Efektifkah Aturan Larangan Ekspor Mineral? Aturan ini pada dasarnya untuk mengendalikan penghamburan mineral.

Ketua Presidium Masyarakat Pertambangan Indonesia, Herman Afif Kusumo, menyatakan pengaturan ekspor mineral untuk peningkatan nilai tambah tak jelas. Ini terlihat dari penjabaran Peraturan Menteri Energi dan Sumber Daya Mineral Nomor 7 Tahun 2012 tentang Peningkatan Nilai Tambah Mineral yang menaungi masalah ini tidak mudah dipahami.
Pengolahan bijih mineral
Herman mengatakan, pada prinsipnya program peningkatan nilai tambah mineral merupakan sesuatu yang perlu dijalankan. "Sebab itu dengan diterbitkannya Permen ESDM No. 11 tahun 2012 sebagai penyempurnaan terhadap Permen 7, kami harus lebih fair melihat keinginan pemerintah bahwa semua dalam rangka mengendalikan potensi penghamburan bahan mineral yang selama ini telah dieksploitasi besar-besaran," kata dia kepada VIVAnews, Sabtu malam, 10 November 2012.

Meskipun demikian, dia melanjutkan, Permen 7 dipastikan tidak mengisyaratkan atau mengatur upaya pemindahan kewenangan perizinan dari daerah ke pusat. Permen 7 pada intinya hanya melakukan pengendalian ekspor, termasuk di dalamnya penertiban terhadap banyaknya perizinan pertambangan di daerah yang tidak mengikuti aturan dan regulasi yang ada, seperti masalah tumpang tindih lahan, tumpang tindih perizinan, dan tidak lengkapnya administrasi.

Permen 7 dimaksudkan untuk pengawasan pemerintah pusat dalam pengaturan tata niaga mineral, khususnya dalam rangka kegiatan ekspor mineral tertentu yang sangat diperlukan oleh para importir luar negeri, seperti China dan Jepang.

Sebagai kelanjutan dari diterbitkannya Permen 7 tersebut, telah ditetapkan bea keluar dari Kementerian Keuangan yang merupakan suatu disinsentif bagi kegiatan ekspor mineral-mineral tertentu. "Tentu saja ini seyogyanya ditindaklanjuti Kementerian ESDM, khususnya Ditjen Minerba," katanya.

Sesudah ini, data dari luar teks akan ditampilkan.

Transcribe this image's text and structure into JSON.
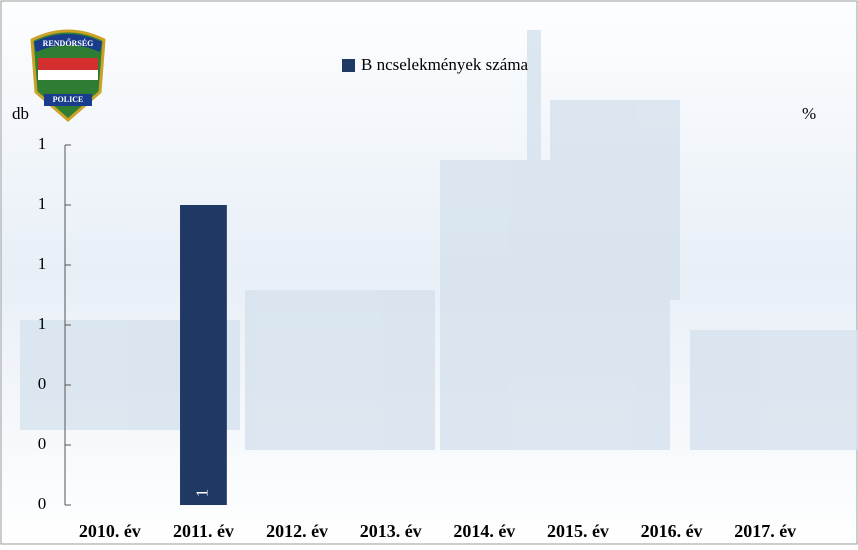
{
  "chart_data": {
    "type": "bar",
    "annotations": [
      "RENDŐRSÉG",
      "POLICE"
    ],
    "ylabel": "db",
    "y2label": "%",
    "categories": [
      "2010. év",
      "2011. év",
      "2012. év",
      "2013. év",
      "2014. év",
      "2015. év",
      "2016. év",
      "2017. év"
    ],
    "series": [
      {
        "name": "B  ncselekmények száma",
        "color": "#1f3864",
        "values": [
          null,
          1,
          null,
          null,
          null,
          null,
          null,
          null
        ]
      }
    ],
    "ylim": [
      0,
      1.2
    ],
    "yticks": [
      0,
      {
        "value": 0.2,
        "label": "0"
      },
      {
        "value": 0.4,
        "label": "0"
      },
      {
        "value": 0.6,
        "label": "1"
      },
      {
        "value": 0.8,
        "label": "1"
      },
      1,
      {
        "value": 1.2,
        "label": "1"
      }
    ],
    "legend": "top"
  }
}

Kementerian ESDM melalui Ditjen Minerba, menurut dia, seharusnya tak perlu mengatur lebih jauh tentang besaran kuota ekspor yang merupakan kewenangan Kementerian Perdagangan. Ditjen Minerba diharapkan lebih banyak mengatur pengendalian dan pengawasan produksi, termasuk besaran produksi mineral yang dieksploitasi.
Hal ini berkaitan dengan kelayakan tingkat produksi mineral tersebut yang akan berdampak terhadap daya dukung lingkungannya.

Selanjutnya, mengenai aturan pengendalian ekspor, Herman mengatakan, sebaiknya diarahkan bagi terciptanya ketertiban lalu lintas ekspor. "Ketika pemerintah menerbitkan izin ekspor mineral yang saat ini diterbitkan masa berlakunya hanya 3 bulan, maka kami berpendapat hal tersebut tidak membuat tata kelola lebih baik, ini hanya menambah potensihigh cost economy," tuturnya.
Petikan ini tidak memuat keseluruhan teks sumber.